LINCOLN, Neb. (AP) — Nebraska residents with major or multiple felony drug convictions will remain ineligible for federal food assistance after an effort to repeal the restriction stalled Tuesday in the Legislature.
Conservative opponents defeated the measure with a filibuster during second-round debate.
Nebraska currently prohibits people from collecting Supplemental Nutrition Assistance Program benefits if they were convicted of three felony drug possession charges or one felony distribution charge.
The state denied benefits to 676 applicants last year because of drug felony convictions, and others likely didn’t apply because they knew they would be rejected, according to the Nebraska Department of Health and Human Services.
The repeal bill won initial approval earlier this month but continued to face stiff opposition from conservative lawmakers and Gov. Pete Ricketts’ administration. Lawmakers voted 28-15 to force an end to the debate and effectively kill the proposal, five short of what the bill’s supporters needed to bring the proposal to a vote.
Sen. Adam Morfeld of Lincoln, who sponsored the repeal effort, said he may try to revive the proposal in next year’s session. The repeal measure was part of a larger package that would have made changes to Nebraska’s parole system.
“We’re going to keep at it,” Morfeld said after the vote. “This problem’s not going away.”

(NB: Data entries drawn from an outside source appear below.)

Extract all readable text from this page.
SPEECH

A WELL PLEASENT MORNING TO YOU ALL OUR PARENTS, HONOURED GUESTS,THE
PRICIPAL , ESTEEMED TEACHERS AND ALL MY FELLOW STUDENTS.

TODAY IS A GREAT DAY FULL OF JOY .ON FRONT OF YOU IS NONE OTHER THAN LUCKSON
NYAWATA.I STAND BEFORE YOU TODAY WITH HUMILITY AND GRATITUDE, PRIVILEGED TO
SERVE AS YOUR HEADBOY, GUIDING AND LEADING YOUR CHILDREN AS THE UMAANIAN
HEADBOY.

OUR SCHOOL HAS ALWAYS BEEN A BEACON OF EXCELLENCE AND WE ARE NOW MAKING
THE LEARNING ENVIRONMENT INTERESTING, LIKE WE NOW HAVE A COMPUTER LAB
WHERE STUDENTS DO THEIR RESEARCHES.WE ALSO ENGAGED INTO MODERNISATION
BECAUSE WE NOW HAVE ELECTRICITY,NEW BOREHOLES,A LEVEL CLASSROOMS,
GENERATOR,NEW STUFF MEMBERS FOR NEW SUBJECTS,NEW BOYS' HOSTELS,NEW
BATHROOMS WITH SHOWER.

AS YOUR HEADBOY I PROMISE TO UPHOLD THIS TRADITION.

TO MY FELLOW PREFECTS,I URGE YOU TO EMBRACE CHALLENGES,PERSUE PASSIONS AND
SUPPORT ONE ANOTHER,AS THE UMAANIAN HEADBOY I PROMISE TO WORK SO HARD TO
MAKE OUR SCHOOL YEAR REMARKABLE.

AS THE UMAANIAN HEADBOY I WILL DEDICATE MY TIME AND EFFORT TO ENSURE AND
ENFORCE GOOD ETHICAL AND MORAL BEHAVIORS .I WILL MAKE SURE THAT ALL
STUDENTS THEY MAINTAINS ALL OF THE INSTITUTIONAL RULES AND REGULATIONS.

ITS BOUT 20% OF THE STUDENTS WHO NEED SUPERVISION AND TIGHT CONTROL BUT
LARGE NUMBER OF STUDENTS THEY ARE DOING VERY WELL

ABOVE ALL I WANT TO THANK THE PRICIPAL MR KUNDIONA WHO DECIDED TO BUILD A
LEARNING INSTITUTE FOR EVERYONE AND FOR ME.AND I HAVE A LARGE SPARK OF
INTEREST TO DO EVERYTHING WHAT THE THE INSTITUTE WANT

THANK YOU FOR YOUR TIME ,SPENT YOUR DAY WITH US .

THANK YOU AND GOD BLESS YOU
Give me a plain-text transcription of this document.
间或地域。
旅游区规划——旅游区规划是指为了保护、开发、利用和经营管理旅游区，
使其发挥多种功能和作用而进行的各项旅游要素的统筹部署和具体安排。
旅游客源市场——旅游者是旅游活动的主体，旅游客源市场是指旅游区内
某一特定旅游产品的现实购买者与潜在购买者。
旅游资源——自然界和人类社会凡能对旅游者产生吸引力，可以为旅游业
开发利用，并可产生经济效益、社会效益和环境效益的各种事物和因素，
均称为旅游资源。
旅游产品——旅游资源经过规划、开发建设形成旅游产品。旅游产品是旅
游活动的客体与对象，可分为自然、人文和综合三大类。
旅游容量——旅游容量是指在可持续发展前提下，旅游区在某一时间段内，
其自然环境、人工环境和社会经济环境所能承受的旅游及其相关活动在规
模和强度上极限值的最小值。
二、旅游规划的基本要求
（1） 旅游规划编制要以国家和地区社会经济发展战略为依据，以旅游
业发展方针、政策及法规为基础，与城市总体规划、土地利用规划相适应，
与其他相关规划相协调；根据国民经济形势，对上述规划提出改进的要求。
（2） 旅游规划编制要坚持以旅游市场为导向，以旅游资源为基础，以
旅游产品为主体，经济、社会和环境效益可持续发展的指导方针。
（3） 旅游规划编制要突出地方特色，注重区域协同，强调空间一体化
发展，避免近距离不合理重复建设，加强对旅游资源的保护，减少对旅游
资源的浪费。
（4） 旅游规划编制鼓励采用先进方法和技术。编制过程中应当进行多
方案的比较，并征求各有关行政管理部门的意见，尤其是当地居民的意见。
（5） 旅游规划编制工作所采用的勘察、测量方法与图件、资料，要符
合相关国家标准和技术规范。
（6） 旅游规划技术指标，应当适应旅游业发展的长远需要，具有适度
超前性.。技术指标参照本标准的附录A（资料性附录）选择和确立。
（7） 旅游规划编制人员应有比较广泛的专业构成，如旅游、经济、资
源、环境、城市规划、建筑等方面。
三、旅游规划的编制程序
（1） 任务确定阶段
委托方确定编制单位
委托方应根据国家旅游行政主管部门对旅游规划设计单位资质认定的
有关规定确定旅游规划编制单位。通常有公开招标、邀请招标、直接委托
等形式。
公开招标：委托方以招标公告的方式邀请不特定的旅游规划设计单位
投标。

Morfeld said the state’s current policy creates a barrier for former drug offenders who want to succeed in society and encourages them to re-offend. The law also makes no sense because it applies to drug crimes but not more serious offenses such as sexual assault and murder, he said.
Nebraska and other states fell subject to the federal ban after Congress approved it in 1996, but the federal legislation allowed states to opt out of the requirement.
Opponents of the repeal effort argued Nebraska’s ban punishes only dealers and repeat offenders. Under the law, offenders with one or two felony convictions can still qualify for food assistance if they are participating in an accredited or state licensed substance abuse treatment program.
“By giving food stamps to drug dealers, we’re just enabling them,” said Sen. Bill Kintner of Papillion. “If you’re dealing drugs and I’m paying for your food, we’re subsidizing your operation.”
Sen. Mike Groene of North Platte said offenders who don’t qualify for the benefit can still turn to local food pantries for food.
But local providers say the services vary widely throughout the state. Nebraska’s ban hits rural areas especially hard because of a shortage of food pantries, said Sarah Comer, the SNAP outreach manager for the Food Bank of Lincoln.
Comer said she sees people on a daily basis who don’t qualify because of past convictions. Most accredited substance abuse treatment programs are already filled to capacity, leaving applicants with few other options, she said.
Comer said many of the former inmates want to turn their lives around, but many get discouraged when they learn they’re not eligible.
“They feel like they’re getting kicked when they’re already down,” Comer said. “They’re trying to be a part of the community again.”